Handmade: Garden Building
Episode 6 Final
Immunity Challenge: Marquetry
Big Build: Garden Building
Wood is brilliant : I think it’s safe to say that without it, our civilisation would have taken a very different direction. It comes in a bewildering array of colours and exhibits a huge range of physical properties, and because of the ease with which it can be worked, it has enabled humanity to create shelter and stay warm, to hunt and fight, to travel on land, sea and in the air, and its fossilised remains powered the industrial revolution. It has completely driven the formation and evolution of our modern society. It is sustainable and endlessly recyclable, and the trees from which it comes are one of the prime movers in negating humanity’s impact on our fragile planet. It is a wonder material that resonates with us on a deep (and, dare I say, evolutionary) level, and I have loved working with it in a very basic and unskilled way ever since I was a child.
After thirty years of designing furniture and interiors, it dawned on me that whenever one of the craftsman I had commissioned turned up with the finished product of one of my designs, I felt jealous that they had all the fun of making the piece. So, at 47, and at the point where my career was about to really take off, I decided to abandon it and start making things instead.
The most difficult part of the process was getting my hands to do what my brain knew was possible. Having worked with, and learned from, a host of incredibly skilled craftsmen over the years, my knowledge of what to do was unsurpassed, but how to actually do it myself was foreign territory, and it took me roughly four years before I felt even vaguely confident in my abilities as a maker.

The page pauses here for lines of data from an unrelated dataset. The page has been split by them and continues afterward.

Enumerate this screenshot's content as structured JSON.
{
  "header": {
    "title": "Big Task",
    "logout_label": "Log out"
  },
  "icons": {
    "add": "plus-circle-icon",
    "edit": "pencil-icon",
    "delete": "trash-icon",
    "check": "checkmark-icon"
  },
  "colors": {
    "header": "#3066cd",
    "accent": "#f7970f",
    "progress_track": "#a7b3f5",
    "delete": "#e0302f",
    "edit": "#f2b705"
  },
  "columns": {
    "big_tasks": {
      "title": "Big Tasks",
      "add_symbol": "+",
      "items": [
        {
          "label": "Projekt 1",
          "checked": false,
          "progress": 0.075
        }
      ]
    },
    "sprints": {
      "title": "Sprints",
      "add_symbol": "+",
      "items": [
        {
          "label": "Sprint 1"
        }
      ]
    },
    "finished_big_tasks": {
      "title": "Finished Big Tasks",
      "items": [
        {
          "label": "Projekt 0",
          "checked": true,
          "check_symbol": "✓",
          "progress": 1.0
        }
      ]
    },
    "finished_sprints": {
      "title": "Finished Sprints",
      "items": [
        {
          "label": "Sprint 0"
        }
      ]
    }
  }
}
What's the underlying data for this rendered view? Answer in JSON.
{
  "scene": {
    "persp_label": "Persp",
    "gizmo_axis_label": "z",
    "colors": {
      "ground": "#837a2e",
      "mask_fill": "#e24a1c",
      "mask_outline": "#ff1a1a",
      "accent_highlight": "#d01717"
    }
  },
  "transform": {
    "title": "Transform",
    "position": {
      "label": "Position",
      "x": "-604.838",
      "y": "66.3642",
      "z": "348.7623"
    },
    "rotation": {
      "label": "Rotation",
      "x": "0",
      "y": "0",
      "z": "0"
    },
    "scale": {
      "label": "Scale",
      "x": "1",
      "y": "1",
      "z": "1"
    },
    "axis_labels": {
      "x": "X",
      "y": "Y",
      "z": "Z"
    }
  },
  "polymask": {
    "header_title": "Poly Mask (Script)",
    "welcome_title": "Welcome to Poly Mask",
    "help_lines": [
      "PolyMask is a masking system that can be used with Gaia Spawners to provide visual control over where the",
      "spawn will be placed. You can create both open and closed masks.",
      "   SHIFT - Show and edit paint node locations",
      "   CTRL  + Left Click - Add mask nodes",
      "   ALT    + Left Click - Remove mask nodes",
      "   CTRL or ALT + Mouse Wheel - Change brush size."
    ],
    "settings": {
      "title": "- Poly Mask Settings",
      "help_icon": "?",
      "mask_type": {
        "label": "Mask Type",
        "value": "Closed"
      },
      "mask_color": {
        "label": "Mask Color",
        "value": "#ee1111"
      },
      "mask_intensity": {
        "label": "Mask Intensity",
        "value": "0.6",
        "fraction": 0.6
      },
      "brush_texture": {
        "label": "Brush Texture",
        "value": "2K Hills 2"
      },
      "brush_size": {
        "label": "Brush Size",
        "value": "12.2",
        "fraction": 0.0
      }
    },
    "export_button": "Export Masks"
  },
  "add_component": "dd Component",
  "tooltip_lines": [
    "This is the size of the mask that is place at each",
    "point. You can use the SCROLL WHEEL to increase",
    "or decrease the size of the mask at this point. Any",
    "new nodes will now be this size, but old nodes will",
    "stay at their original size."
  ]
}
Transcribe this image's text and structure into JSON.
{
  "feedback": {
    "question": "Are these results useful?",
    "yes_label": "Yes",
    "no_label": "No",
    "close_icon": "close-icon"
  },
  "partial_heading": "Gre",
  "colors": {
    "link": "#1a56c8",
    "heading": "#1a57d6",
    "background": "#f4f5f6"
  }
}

It was at about this time that the opportunity to take part in a woodwork competition show called ‘Good with Wood’ came along, and for various reasons, it seemed like the right thing at the right time, so I applied to take part. Had the show been promoted with its eventual title of ‘Handmade : Britain’s Best Woodworker’, I would probably never have got involved!
Getting to make things for the first time, that I had designed again and again in the course of my career, was as exciting as it was challenging, and doing it with machines I hadn’t used since my schooldays, in an unfamiliar environment, while being filmed and bombarded with questions, was an amazing experience, and my heartfelt thanks go to Plimsoll Productions and Channel 4 for making it happen and for allowing me to be a part of it.
In just eighteen days of filming, nine of us created one hundred and five objects. Some were truly great, and some were less so (my lamentable attempts at steam bending, marquetry and pole lathing, for example), but the fact remains that it was an extraordinary achievement, and my huge admiration goes out to Chantal, Tim, Jade, Michelle, Joe, Billy, Radha and Charlie for their involvement in this remarkable effort.
I should also mention the true heroes of this undertaking : Our supremely gifted technicians Fran, Christina, Leila and Thom, who not only kept us safe, but without whom none of our efforts would have been possible.
So, after a month of living in a field in Wales, and having brought it on myself pretty much on a whim, this mad journey has come to an end, and I find myself awarded the title of Britain’s Best Woodworker…
Am I ?
Certainly not! I couldn’t even lay claim to being Britain’s second best woodworker – in fact – I’m not a woodworker at all : I am a sculptor - someone who simply loves making things – and wood – this remarkable material - gives me the opportunity to do it to the very best of my ability.
To have those abilities recognised by our judges Helen and Alex, and to be given a brief platform to promote tolerance and acceptance of diversity has been an honour and a privilege.
Thank you all for the love and support!